まだ興奮冷めやらぬ大輔は、先程の坑道のことを源三たちに聞いてみたい衝動に駆られたが、一方でそれは源三たちの信じる大切な何かを壊してしまうような気がして、結局黙ってカウンターに置かれた水をただ見つめていた。
カレーを食べ終わる頃、厨房から源三が声を潜めて話しかけてきた。良枝はレジ横で客の置いていった雑誌を暇そうにめくっている。
「あんた、静香と一緒に鈴ちゃんに会ったんだってな」
もう伝わっているのか。静香にとばっちりがなければよいのだが。
「はあ、三人で四葉のクローバー探しをしていたところ、急な雷雨に襲われ、鈴ばあのあばら家で雨宿りをさせてもらいました」
源三は満足そうに頷いた。
「そう言えば、鈴ばあに娘時代の写真を一枚、見せてもらいました。親友の千代さんと一緒に倉瀧重吉さんを挟んで写っていました」
「千代か、懐かしい名前だ。あの二人はいつも一緒だったからな。あの頃は二人とも色白のべっぴんだった。倉瀧の兄貴もあの二人のことは随分可愛がっていたもんだ」
源三はしばらく目を細めて宙を見つめていた。
「あの二人、恩義を感じていたのだろう。倉瀧の兄貴があんなことになっちまったあと、留吉翁に引き取られた重男の面倒をその後も随分と見ていたよ。なんたって当時重男はまだ十歳そこそこだったからな。
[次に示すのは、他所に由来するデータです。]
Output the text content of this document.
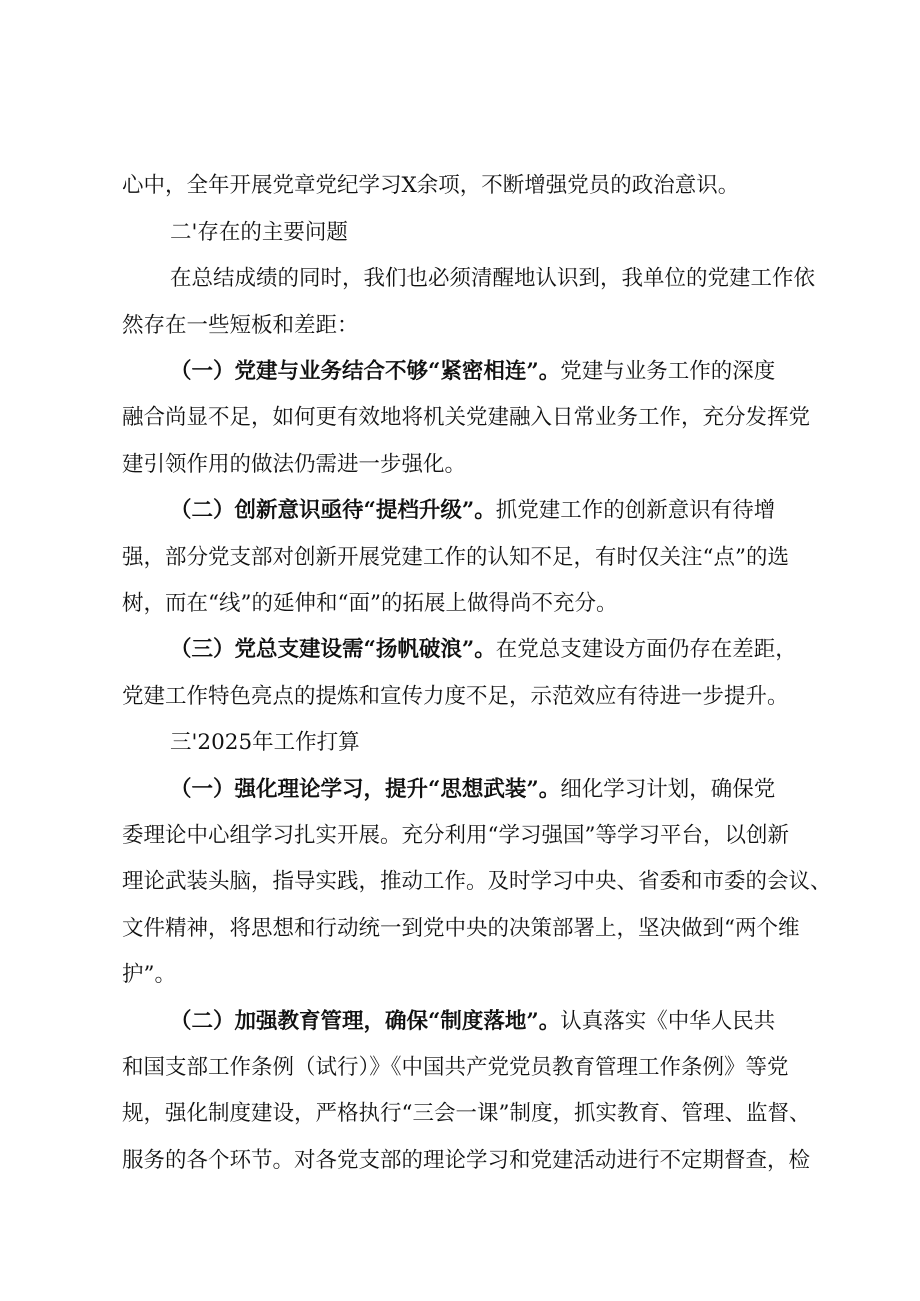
心中，全年开展党章党纪学习X余项，不断增强党员的政治意识。
二'存在的主要问题
在总结成绩的同时，我们也必须清醒地认识到，我单位的党建工作依
然存在一些短板和差距：
（一）党建与业务结合不够“紧密相连”。党建与业务工作的深度
融合尚显不足，如何更有效地将机关党建融入日常业务工作，充分发挥党
建引领作用的做法仍需进一步强化。
（二）创新意识亟待“提档升级”。抓党建工作的创新意识有待增
强，部分党支部对创新开展党建工作的认知不足，有时仅关注“点”的选
树，而在“线”的延伸和“面”的拓展上做得尚不充分。
（三）党总支建设需“扬帆破浪”。在党总支建设方面仍存在差距，
党建工作特色亮点的提炼和宣传力度不足，示范效应有待进一步提升。
三'2025年工作打算
（一）强化理论学习，提升“思想武装”。细化学习计划，确保党
委理论中心组学习扎实开展。充分利用“学习强国”等学习平台，以创新
理论武装头脑，指导实践，推动工作。及时学习中央、省委和市委的会议、
文件精神，将思想和行动统一到党中央的决策部署上，坚决做到“两个维
护”。
（二）加强教育管理，确保“制度落地”。认真落实《中华人民共
和国支部工作条例（试行）》《中国共产党党员教育管理工作条例》等党
规，强化制度建设，严格执行“三会一课”制度，抓实教育、管理、监督、
服务的各个环节。对各党支部的理论学习和党建活动进行不定期督查，检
よくお菓子を持参しては一緒に遊んでやっていたものだ。千代も優しい子だった」
「確か千代さんは若くしてお亡くなりになったのでしたっけ」
稗田がそう言っていたことを思い出す。
「ああ、確か倉瀧の兄貴が亡くなって三年ほど経った頃だ。ある朝、湖に浮いていたんだ。可哀そうに、どうしちまったっていうんだろうな、一体。その後、村でしっかりと千代の葬儀をして、再び湖に返してやったのさ。残された幼い啓一君も不憫だったなあ。なんせその数年前に父親の健介も山の事故で亡くなっていたのだから。まったく、木こりとは因果な職業だよ」
源三はそう言うと眼を閉じて黙ってしまった。
夕方早めに部屋に戻り、白波の立つ尾呂血湖を窓から見下ろしていた時のことだ。ふと、背中に人の視線を感じた。振り返ると、襖の隙間から覗く丸い瞳と目が合った。静香だ。
「どうしたの?そんなところから覗いてないで入っておいで」
大輔に促されて、ジャージ姿の静香が襖を開ける。手には学校のノートらしきものを抱えている。
「宿題かい?手伝ってあげようか」
静香はおずおずと大輔の隣に座ると、真剣な瞳で大輔を見上げた。
「舘畑さん、村の外の暮らしって大変なの?」
一瞬、答えに窮し、代わりに質問で返した。
「村の外で暮らしたいのかい?」
「分からない」
静香はそう言うとおさげ髪を横に振った。
「ばあちゃんは村で一生過ごすのが幸せだと言うの。ここでは食べ物にも困らないし、何かあっても村の人たちが助けてくれるからって。舘畑さん、村の外では誰も助けてくれないの?」
言葉に詰まった。混じり気のない瞳で見上げる静香の視線に、いい加減なことは返せない。
「村の外にも助けてくれる人はいると思うよ。それは静香次第だよ」
静香がぎゅっと唇に力を入れた。そして大輔から視線を逸らすと、何かに耐えるように畳の一点を見つめる。その瞳はかすかに潤んでいた。やがておもむろに手元のノートを開くと、中に挟まれていた藁半紙を取り出した。
「この宿題、来週までなの」
大輔とは視線を合わせぬまま、静香はその藁半紙を差し出した。そこにはガリ版で刷ったようなインク文字が並んでいた。
あなたが将来、なりたいお仕事をつぎのなかから選びなさい。
質問の後には、たくさんの職業の選択肢が列挙されている。
木こり、お百姓さん、学校の先生、蒙導師、看護師、木工職人、コックさん、郵便屋さん、お米屋さん、酒屋さん、お花屋さん、ケーキ屋さん、床屋さん、肉屋さん…
そこには五十ほどの選択肢が並んでいた。微笑ましい宿題だと思い、思わず頬を緩めて静香を見やる。しかし、静香は真剣な表情で藁半紙を凝視したままだ。
次の瞬間、あることに気づき、緩んでいた頬が強張る。そこに列挙されている職業は全て村を出る必要のないものばかりではないか。卑埜忌村では、こんな小さい時から村の中で生きていくことを刷り込もうとしているのだろうか。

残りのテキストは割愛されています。